Wednesday the 29th at 5:40 PM at Rockefeller Church at Tecumseh and Nottingham Rd's in the Univeristy area of Syracuse

I also teach out of my house on an "as asked" basis. Have space for private, up to about 10 people. Let me know if you are interested in your own small or private class.

Thanks, Donna

Friday, November 10, 2006

Welcome to my "Blog" Page

Wanted to see what would happen, if I put together a place where people could talk about the various therapies that I am interested in. I do "family therapy", teach yoga, and am also a massage therapist. I put family therapy in quotes, because sometimes people get confused, and think that if what I offer is family therapy, maybe they need to come in with their family in order to be qualified as a client. WRONG! Actually, not so terribly wrong..... every time a client comes in, as an individual, as a couple, with a friend, with another family member.... the rest of the family comes in with them as well. That is, like it or not, we all carry our families with us all the time.

I say I do family therapy, because that is the training that qualifies me as therapist. I graduated from Syracuse University with a Master's in Marriage and Family Therapy in 2005. That is my formal academic training. My own personal training in family therapy started in my own family of origin, which I was born into on June 11, 1958. I am daughter of small town central New York mom, and Palestinian immigrant peasant father, sister of two brothers, one older, one younger. So, I am well placed to be the diplomat, and peace maker from my origins, and have played that role on many occasions throughout my lifetime. Long about my 23rd birthday I married a very succesful German Catholic man, successful primarily academically when I married him, but he went on to complete medical school, and do quite well for himself and our family over the years.

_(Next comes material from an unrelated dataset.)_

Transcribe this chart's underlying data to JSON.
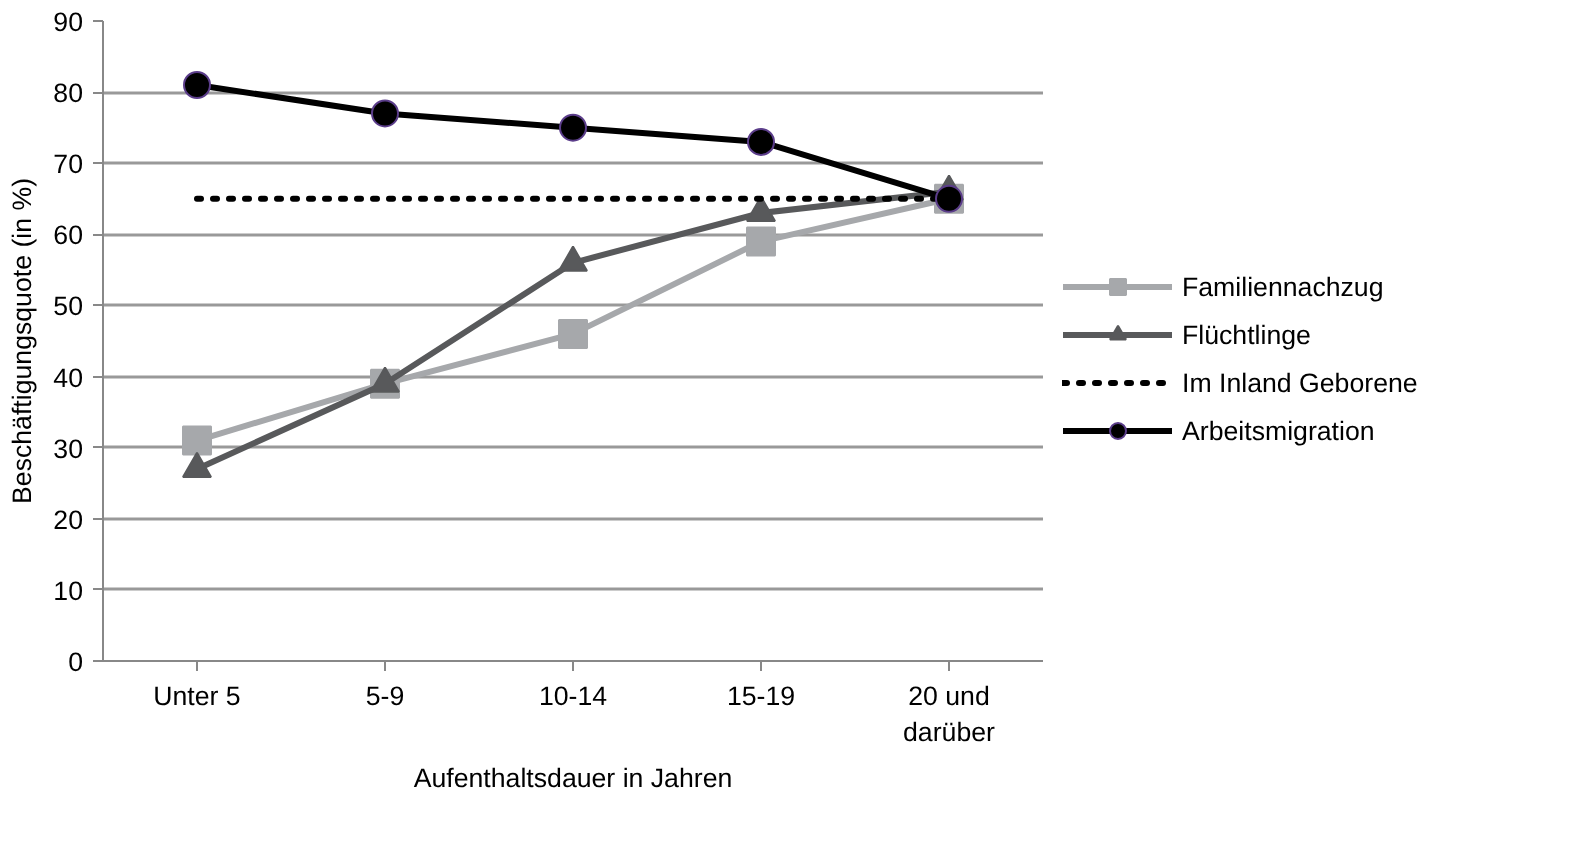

We have 4 children together, and did a very unskillful divorce together. Divorce was official by the summer of '99. Over the last years since the divorce, our children have complained to us about our unskillfulness, but despite ourselves, the kids have overall been quite succesful. The magic, people sometimes ask me..... what do you attribute your children's success to? I hesitate to respond with the first thing that comes to mind..... which is that they have been genuinely loved. Why do I hesitate to respond this way? Primarily because it sounds too easy, and also because too many people genuinely love their kids and still have all kinds of issues and serious difficulties with them. So, I am still working on a good answer to that question. Likely it is some magic combination of love, luck, and just enough pain mixed in to their lives to offer them some humility and incentive.

Yoga and Therapy

I am interested in bringing yoga and therapy together. I thought a nice way to begin to do this might be to offer a yoga workshop to therapists. There was a lot of interest and enthusiasm expressed when I presented the idea, but no one signed up for my first attempt at trying to make this happen. If you are interested, let me know and let's see if we can get something going at a time and place that works for people!